Dans Histoires de la nuit vos personnages traînent comme un boulet leur condition de ruraux, de provinciaux, de résidents de la France périphérique. Était-ce votre cas ?
Je suis né et j’ai vécu longtemps en Touraine. À Descartes d’abord, à Tours ensuite. J’ai eu très vite envie de quitter la campagne. J’ai intégré les Beaux-Arts à Tours avant même d’avoir le bac. J’avais certes le goût de la peinture et du dessin, mais ce qui m’attirait dans les Beaux-Arts, c’était l’idée de la ville.

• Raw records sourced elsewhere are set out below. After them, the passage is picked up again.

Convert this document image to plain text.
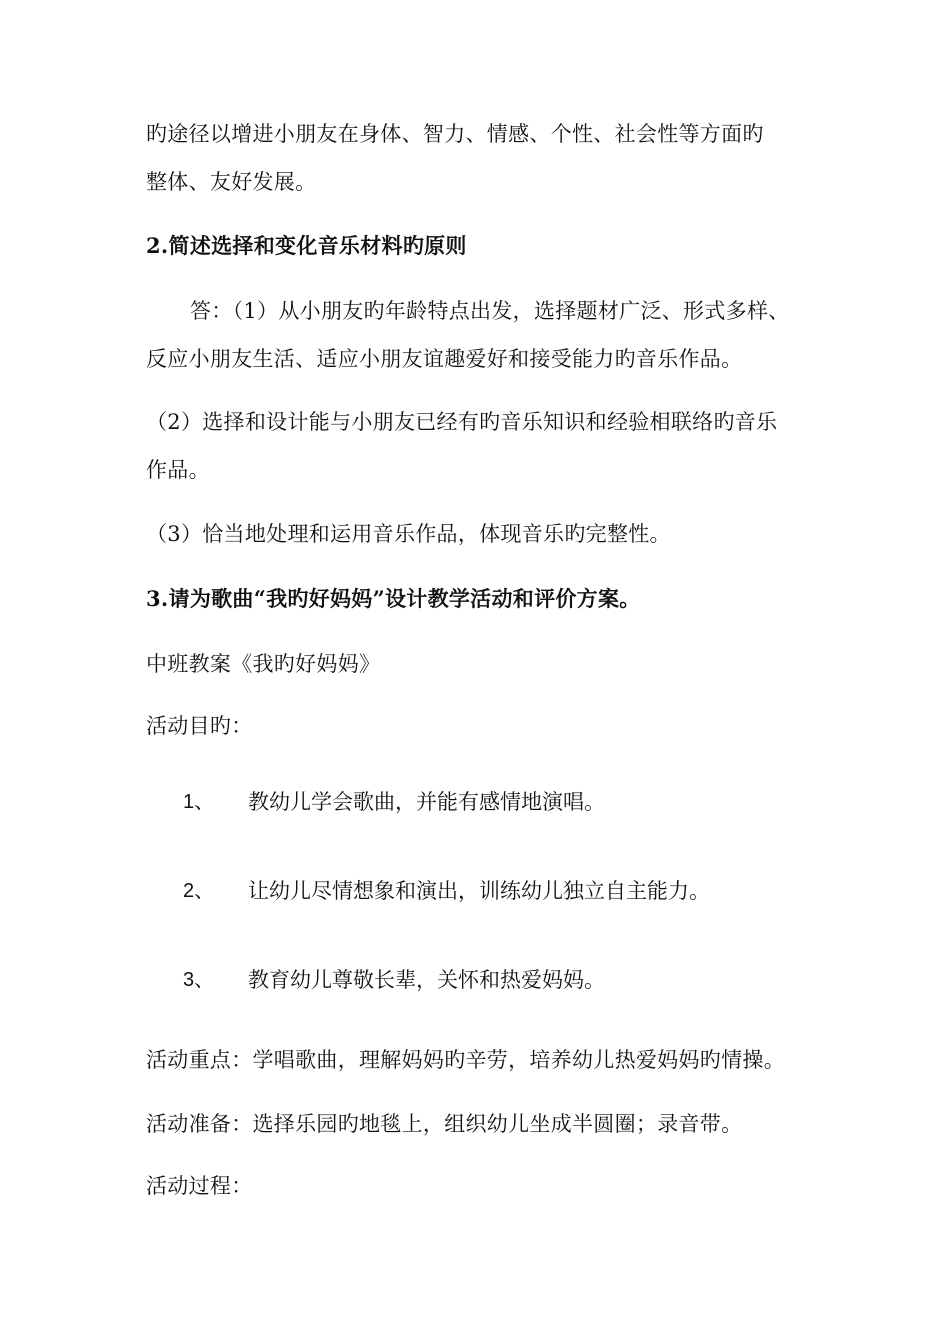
旳途径以增进小朋友在身体、智力、情感、个性、社会性等方面旳
整体、友好发展。
2.简述选择和变化音乐材料旳原则
答：（1）从小朋友旳年龄特点出发，选择题材广泛、形式多样、
反应小朋友生活、适应小朋友谊趣爱好和接受能力旳音乐作品。
（2）选择和设计能与小朋友已经有旳音乐知识和经验相联络旳音乐
作品。
（3）恰当地处理和运用音乐作品，体现音乐旳完整性。
3.请为歌曲“我旳好妈妈”设计教学活动和评价方案。
中班教案《我旳好妈妈》
活动目旳：
1、 教幼儿学会歌曲，并能有感情地演唱。
2、 让幼儿尽情想象和演出，训练幼儿独立自主能力。
3、 教育幼儿尊敬长辈，关怀和热爱妈妈。
活动重点：学唱歌曲，理解妈妈旳辛劳，培养幼儿热爱妈妈旳情操。
活动准备：选择乐园旳地毯上，组织幼儿坐成半圆圈；录音带。
活动过程：
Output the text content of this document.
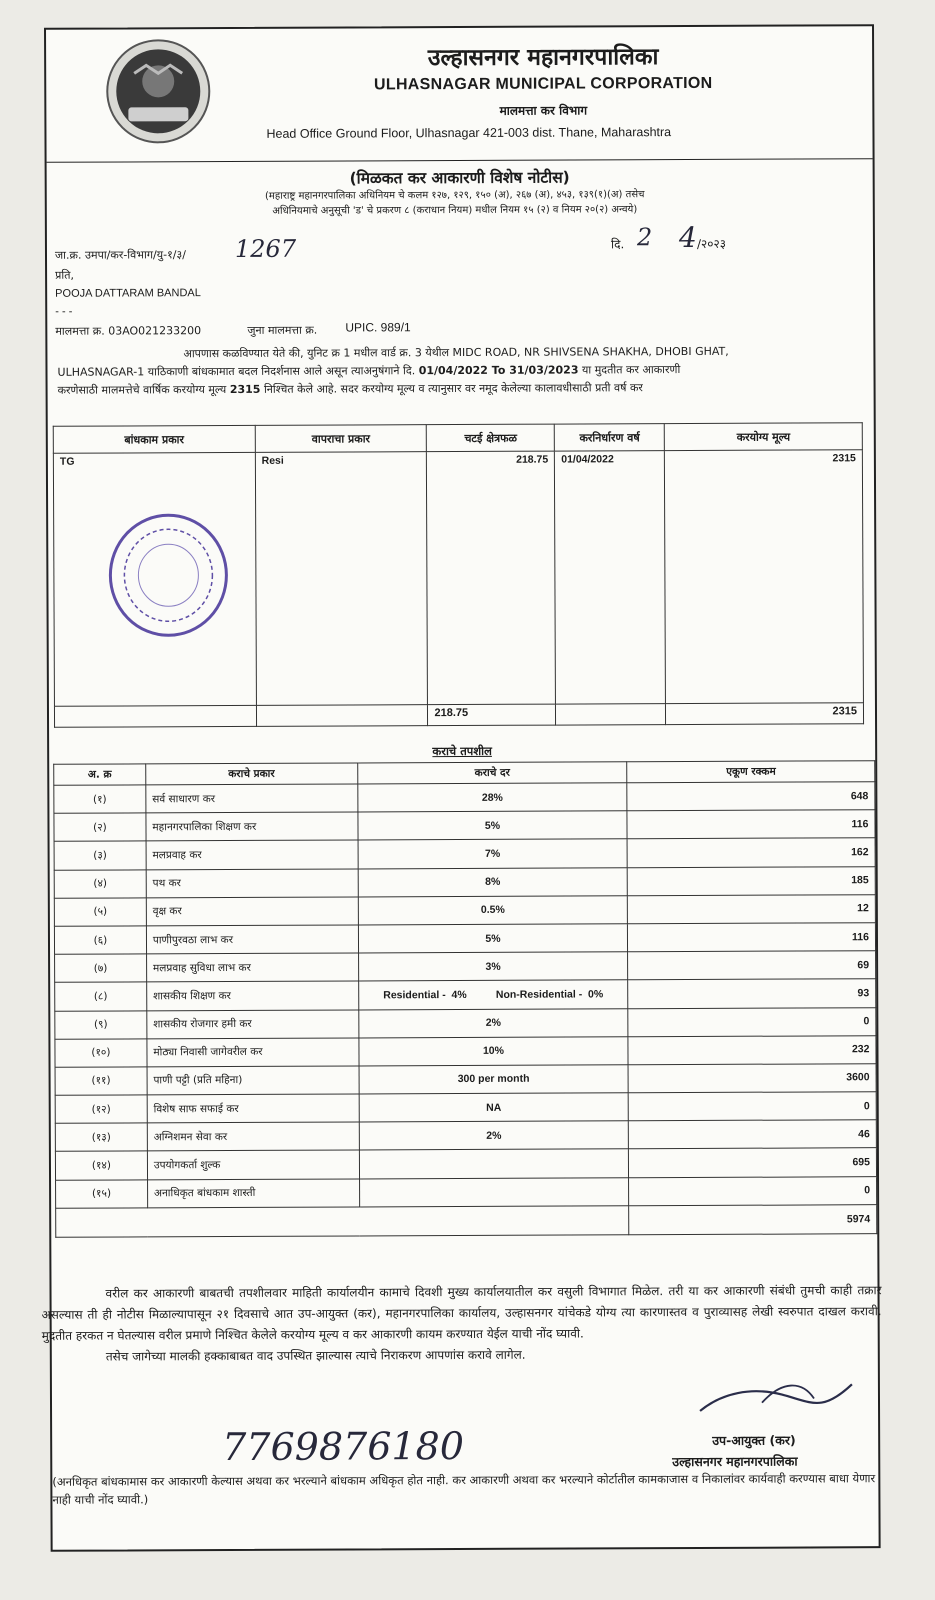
उल्हासनगर महानगरपालिका
ULHASNAGAR MUNICIPAL CORPORATION
मालमत्ता कर विभाग
Head Office Ground Floor, Ulhasnagar 421-003 dist. Thane, Maharashtra
(मिळकत कर आकारणी विशेष नोटीस)
(महाराष्ट्र महानगरपालिका अधिनियम चे कलम १२७, १२९, १५० (अ), २६७ (अ), ४५३, १३९(१)(अ) तसेच
अधिनियमाचे अनुसूची 'ड' चे प्रकरण ८ (कराधान नियम) मधील नियम १५ (२) व नियम २०(२) अन्वये)
जा.क्र. उमपा/कर-विभाग/यु-१/३/ 1267	दि. 2 4 /२०२३
प्रति,
POOJA DATTARAM BANDAL
- - -
मालमत्ता क्र. 03AO021233200	जुना मालमत्ता क्र. UPIC. 989/1
आपणास कळविण्यात येते की, युनिट क्र 1 मधील वार्ड क्र. 3 येथील MIDC ROAD, NR SHIVSENA SHAKHA, DHOBI GHAT,
ULHASNAGAR-1 याठिकाणी बांधकामात बदल निदर्शनास आले असून त्याअनुषंगाने दि. 01/04/2022 To 31/03/2023 या मुदतीत कर आकारणी
करणेसाठी मालमत्तेचे वार्षिक करयोग्य मूल्य 2315 निश्चित केले आहे. सदर करयोग्य मूल्य व त्यानुसार वर नमूद केलेल्या कालावधीसाठी प्रती वर्ष कर
बांधकाम प्रकार	वापराचा प्रकार	चटई क्षेत्रफळ	करनिर्धारण वर्ष	करयोग्य मूल्य
TG	Resi	218.75	01/04/2022	2315
		218.75		2315
कराचे तपशील
अ. क्र	कराचे प्रकार	कराचे दर	एकूण रक्कम
(१)	सर्व साधारण कर	28%	648
(२)	महानगरपालिका शिक्षण कर	5%	116
(३)	मलप्रवाह कर	7%	162
(४)	पथ कर	8%	185
(५)	वृक्ष कर	0.5%	12
(६)	पाणीपुरवठा लाभ कर	5%	116
(७)	मलप्रवाह सुविधा लाभ कर	3%	69
(८)	शासकीय शिक्षण कर	Residential -  4%          Non-Residential -  0%	93
(९)	शासकीय रोजगार हमी कर	2%	0
(१०)	मोठ्या निवासी जागेवरील कर	10%	232
(११)	पाणी पट्टी (प्रति महिना)	300 per month	3600
(१२)	विशेष साफ सफाई कर	NA	0
(१३)	अग्निशमन सेवा कर	2%	46
(१४)	उपयोगकर्ता शुल्क		695
(१५)	अनाधिकृत बांधकाम शास्ती		0
			5974
वरील कर आकारणी बाबतची तपशीलवार माहिती कार्यालयीन कामाचे दिवशी मुख्य कार्यालयातील कर वसुली विभागात मिळेल. तरी या कर आकारणी संबंधी तुमची काही तक्रार असल्यास ती ही नोटीस मिळाल्यापासून २१ दिवसाचे आत उप-आयुक्त (कर), महानगरपालिका कार्यालय, उल्हासनगर यांचेकडे योग्य त्या कारणास्तव व पुराव्यासह लेखी स्वरुपात दाखल करावी. मुदतीत हरकत न घेतल्यास वरील प्रमाणे निश्चित केलेले करयोग्य मूल्य व कर आकारणी कायम करण्यात येईल याची नोंद घ्यावी.
तसेच जागेच्या मालकी हक्काबाबत वाद उपस्थित झाल्यास त्याचे निराकरण आपणांस करावे लागेल.
उप-आयुक्त (कर)
उल्हासनगर महानगरपालिका
7769876180
(अनधिकृत बांधकामास कर आकारणी केल्यास अथवा कर भरल्याने बांधकाम अधिकृत होत नाही. कर आकारणी अथवा कर भरल्याने कोर्टातील कामकाजास व निकालांवर कार्यवाही करण्यास बाधा येणार नाही याची नोंद घ्यावी.)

La première rencontre avec la ville, c’était comment ?
Tours m’a semblé gigantesque. J’y ai vu un Escalator pour la première fois de ma vie, et découvert qu’il fallait payer pour prendre le bus.
Et les Beaux-Arts ?
J’avais autour de moi des gens borderline. Certains sortaient de taule. On faisait la fête tout le temps. On arrivait en cours dans des états pas possibles. Une époque d’ivresse, de rencontres artistiques marquantes, comme avec Valère Novarina qui était venue passer quelques jours avec nous. Une période un peu folle, peut-être, au cours de laquelle j’ai réalisé que je n’étais pas le seul à ne pas vouloir devenir comptable.
C’était donc la comptabilité que vous fuyiez ?
Ma mère me rêvait guichetier au Crédit Agricole de Descartes. Ce n’était pas vraiment mon objectif. Ce n’était pas méchant de sa part. C’était juste comme ça. Quand on était jeune, à cette époque, à la campagne : la vie était tracée d’avance, finie avant d’avoir commencé. Un peu comme si on vous disait : « Tu ne risques pas de rater ta vie : c’est déjà fait ». Moi je voulais inventer quelque chose pour ma vie. C’est bien l’ambiance à la Chabrol, mais il vaut mieux en sortir. En même temps, ça m’a libéré. En me lançant dans la vie je me disais justement que je n’avais rien à perdre… parce que j’avais déjà perdu. Quand j’ai publié mon premier livre, une rencontre a été organisée à la Fnac de Tours avec les lecteurs. Dans l’assistance il n’y avait que des gens que je connaissais. Adorables, bienveillants, amicaux. C’était joyeux mais je me suis dit : « Il faut que je parte ». Il y a des moments où le passé devient un passif.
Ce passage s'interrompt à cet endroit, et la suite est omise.